After cutting pairs of identical parts, stack them on each other to confirm they're the same size.
Cut the top to size and the bottom about 1/2" oversize. Set these parts aside for now.
Without using glue, clamp the sides, front, and back together; use a carpenter's square to keep the assembly straight. Measure between the sides and between the front and back. Then cut the bottom to fit.
Drill countersunk holes into the front and back for screws to hold the case together. Note how the parts go together, remove the clamps, and drill 1/8" pilot holes in the edges of the sides and bottom.
Driving screws into MDF edges without first drilling pilot holes can cause the material to split. Drill pilot holes just large enough so only the screw threads grip the MDF.

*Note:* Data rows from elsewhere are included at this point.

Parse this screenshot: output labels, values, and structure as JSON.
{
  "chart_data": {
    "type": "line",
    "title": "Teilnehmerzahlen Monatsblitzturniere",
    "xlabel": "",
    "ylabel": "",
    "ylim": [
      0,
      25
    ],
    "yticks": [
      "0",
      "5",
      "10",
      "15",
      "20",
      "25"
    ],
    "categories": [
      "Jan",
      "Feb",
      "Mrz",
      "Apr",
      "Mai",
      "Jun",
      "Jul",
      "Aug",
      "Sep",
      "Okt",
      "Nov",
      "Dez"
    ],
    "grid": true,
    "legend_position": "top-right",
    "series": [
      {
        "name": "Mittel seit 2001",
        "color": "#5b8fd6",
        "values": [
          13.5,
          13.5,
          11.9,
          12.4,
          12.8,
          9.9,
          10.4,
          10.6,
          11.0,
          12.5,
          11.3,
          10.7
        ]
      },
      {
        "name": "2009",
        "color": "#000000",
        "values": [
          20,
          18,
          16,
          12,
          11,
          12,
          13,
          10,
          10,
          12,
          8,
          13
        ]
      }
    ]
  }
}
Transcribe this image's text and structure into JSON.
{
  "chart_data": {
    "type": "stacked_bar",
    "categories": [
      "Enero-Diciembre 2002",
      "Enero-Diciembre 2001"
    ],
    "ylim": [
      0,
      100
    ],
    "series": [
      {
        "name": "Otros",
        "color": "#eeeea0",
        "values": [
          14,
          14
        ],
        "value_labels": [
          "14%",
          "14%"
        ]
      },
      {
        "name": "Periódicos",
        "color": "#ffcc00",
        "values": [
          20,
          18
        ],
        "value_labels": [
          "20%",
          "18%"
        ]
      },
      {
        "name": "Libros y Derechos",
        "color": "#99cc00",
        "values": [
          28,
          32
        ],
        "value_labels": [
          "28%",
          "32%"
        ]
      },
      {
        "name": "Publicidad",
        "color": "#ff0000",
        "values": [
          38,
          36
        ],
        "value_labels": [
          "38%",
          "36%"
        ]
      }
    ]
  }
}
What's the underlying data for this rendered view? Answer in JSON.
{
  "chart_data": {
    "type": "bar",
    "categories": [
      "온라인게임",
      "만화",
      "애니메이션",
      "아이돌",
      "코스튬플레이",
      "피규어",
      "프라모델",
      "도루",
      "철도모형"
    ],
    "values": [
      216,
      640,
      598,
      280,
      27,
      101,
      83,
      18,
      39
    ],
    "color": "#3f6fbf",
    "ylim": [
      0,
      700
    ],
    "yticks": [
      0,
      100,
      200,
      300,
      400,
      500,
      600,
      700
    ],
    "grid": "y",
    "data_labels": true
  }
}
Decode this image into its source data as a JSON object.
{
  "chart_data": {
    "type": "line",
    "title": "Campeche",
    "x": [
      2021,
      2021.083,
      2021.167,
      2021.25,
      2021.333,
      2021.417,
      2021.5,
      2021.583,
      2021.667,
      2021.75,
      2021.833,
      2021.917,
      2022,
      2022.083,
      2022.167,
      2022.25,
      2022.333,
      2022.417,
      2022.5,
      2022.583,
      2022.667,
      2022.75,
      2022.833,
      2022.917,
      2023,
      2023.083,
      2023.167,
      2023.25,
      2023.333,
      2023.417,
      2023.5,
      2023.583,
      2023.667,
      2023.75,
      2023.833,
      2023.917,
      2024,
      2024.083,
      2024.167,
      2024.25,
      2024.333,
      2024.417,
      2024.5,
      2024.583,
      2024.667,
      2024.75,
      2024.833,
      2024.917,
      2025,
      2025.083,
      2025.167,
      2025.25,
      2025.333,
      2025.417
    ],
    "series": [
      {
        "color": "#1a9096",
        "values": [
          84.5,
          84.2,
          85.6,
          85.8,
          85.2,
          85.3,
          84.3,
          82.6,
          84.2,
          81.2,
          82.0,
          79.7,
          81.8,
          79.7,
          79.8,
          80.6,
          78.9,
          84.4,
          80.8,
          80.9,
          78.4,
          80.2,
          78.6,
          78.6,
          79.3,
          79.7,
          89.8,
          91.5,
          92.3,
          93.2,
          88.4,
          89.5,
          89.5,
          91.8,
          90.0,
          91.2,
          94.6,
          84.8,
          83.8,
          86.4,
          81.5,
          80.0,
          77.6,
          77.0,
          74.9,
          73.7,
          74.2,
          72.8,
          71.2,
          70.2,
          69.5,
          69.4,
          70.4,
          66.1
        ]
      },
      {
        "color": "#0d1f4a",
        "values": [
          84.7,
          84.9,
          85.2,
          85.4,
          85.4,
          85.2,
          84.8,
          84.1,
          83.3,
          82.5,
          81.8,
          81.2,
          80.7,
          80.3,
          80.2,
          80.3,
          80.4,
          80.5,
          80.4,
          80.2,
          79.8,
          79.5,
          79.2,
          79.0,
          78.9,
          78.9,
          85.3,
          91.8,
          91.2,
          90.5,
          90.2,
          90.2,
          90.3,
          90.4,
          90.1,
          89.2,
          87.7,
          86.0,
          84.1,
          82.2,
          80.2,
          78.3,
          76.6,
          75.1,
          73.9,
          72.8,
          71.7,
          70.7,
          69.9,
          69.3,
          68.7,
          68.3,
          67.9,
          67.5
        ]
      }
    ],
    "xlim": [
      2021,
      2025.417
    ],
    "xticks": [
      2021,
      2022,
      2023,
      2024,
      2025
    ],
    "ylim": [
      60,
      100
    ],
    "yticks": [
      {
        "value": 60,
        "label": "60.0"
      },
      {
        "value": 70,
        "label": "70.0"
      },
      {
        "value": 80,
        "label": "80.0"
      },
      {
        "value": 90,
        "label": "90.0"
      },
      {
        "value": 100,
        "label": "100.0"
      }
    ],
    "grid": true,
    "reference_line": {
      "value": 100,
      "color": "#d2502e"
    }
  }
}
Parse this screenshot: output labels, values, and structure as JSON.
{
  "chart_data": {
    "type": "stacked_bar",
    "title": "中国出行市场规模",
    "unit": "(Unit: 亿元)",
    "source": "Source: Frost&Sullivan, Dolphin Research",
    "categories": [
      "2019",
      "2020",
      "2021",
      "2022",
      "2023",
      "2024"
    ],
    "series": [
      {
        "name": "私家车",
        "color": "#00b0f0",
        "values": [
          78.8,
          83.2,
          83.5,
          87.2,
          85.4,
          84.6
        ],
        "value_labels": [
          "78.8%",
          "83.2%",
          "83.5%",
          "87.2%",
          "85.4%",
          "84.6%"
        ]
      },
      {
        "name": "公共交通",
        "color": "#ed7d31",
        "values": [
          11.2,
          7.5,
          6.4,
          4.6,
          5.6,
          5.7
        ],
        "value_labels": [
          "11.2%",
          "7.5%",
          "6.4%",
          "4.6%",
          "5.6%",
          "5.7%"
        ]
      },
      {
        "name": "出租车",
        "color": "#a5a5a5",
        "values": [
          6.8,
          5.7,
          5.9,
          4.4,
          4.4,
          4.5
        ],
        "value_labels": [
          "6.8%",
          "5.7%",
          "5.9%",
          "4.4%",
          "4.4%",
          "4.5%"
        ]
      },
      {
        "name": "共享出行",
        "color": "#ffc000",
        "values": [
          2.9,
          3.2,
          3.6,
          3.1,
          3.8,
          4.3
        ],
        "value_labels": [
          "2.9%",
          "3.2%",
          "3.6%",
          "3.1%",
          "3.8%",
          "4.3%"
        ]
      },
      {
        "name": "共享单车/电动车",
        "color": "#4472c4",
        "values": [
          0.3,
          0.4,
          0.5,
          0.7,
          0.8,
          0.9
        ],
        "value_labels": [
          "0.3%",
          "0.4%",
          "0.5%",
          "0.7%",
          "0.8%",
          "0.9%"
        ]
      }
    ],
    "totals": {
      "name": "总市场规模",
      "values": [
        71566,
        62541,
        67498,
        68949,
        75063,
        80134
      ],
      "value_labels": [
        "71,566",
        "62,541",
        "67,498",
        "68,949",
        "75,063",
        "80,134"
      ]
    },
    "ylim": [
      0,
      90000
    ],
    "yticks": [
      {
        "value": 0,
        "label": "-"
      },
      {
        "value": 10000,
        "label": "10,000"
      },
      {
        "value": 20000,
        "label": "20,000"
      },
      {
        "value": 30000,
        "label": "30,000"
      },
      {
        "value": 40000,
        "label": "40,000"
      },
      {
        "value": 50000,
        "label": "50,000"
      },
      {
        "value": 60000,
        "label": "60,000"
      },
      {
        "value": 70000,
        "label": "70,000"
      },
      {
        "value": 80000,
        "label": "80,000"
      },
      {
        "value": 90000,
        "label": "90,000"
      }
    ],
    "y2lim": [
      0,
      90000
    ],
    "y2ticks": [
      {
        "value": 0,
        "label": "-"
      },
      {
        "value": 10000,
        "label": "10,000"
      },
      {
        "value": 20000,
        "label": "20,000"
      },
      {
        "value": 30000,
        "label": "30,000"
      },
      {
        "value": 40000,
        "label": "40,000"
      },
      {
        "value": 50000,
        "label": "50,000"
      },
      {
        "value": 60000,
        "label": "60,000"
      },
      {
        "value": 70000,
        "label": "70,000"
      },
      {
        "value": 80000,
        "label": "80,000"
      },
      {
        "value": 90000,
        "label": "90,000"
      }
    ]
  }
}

Glue and screw the front and back to the sides and bottom. After the glue dries, putty over the screw heads with wood filler. Let dry and sand smooth.
Gluing a big project such as this can be challenging. Assemble it with clamps only (no glue) beforehand to work out any problems. If everything fits, assemble with screws and glue.
Flip the chest upside down and mark where you want the feet mounting plates at the corners of the bottom. (Screw a bun foot to a plate to find the right locations.) Drill pilot holes and fasten the plates to the bottom with 3/4" sheet-metal screws.
Using a hacksaw and file, cut the continuous hinge to fit the width of the chest. With the hinge barrel centered on and flush with the back edge of the lid, drill pilot holes for the hinge mounting screws.
Avoid drilling through the lid by taping your drill bit at the length of the hinge screws (without the head).
Clamp a long piece of scrap wood to the back of the chest, flush with the top edge; rest the lid on the scrap centered along the chest. Mark and drill the hinge hole locations; then screw the hinge to the chest.
With the lid vertical, measure and mark the locations of the left and right lid supports. Drill pilot holes, attach the supports, and test the operation of the lid.
If you're building this for a child's room, take the precaution of installing special lid supports that keep the top from slamming down suddenly.
Remove the hardware, sand the outside surfaces smooth, and wipe them clean. Seal the MDF with primer and let dry. (Finish the bun feet and lid separately.) Sand and clean again before applying two coats of latex paint. After the last coat dries, reassemble the chest and add optional felt pads to the chest edges at the corners opposite the hinge.
If possible, raise the storage chest to working height by placing it on a worktable before you apply the stencil. Then stabilize it by putting cardboard pieces under the feet until it sits level. Sand, prime, and paint a base coat on the storage chest (we used Can't Miss Lime). Add a second coat if necessary. Allow the chest to dry overnight.
Download the Storage Chest template. Cut out the template. To create a square, mirror the to-scale pattern to create the four corners. Line up the template as you like on one side of the front of the chest. Note where the square's corners will line; mark these spots on the chest with a pencil. Apply 1-inch painter's tape to the chest connecting the pencil marks to create the interlocking square pattern; firmly press down the edges.
Move the template and connect the next square to the ends of the first square. Repeat until the pattern reaches the ends of the front and sides of the chest. (We repeated the squares four times for the front and one and a half for the sides of the chest.)
For the top of the chest, use the pattern on the front and the side as your guide. Aline the inside corner with the inside top line of the painter's tape pattern to create squares on each corner. Next measure 3 inches in on each side of the chest, and apply painter's tape to create a frame. The tape should form one edge of the square pattern at each of the four corners.
Use a 4-inch roller to cover the chest with the second paint color (we used Mountain Botanical). Start with a thin coat of paint and add additional layers until the desired color is achieved; let dry. Remove tape to reveal the pattern.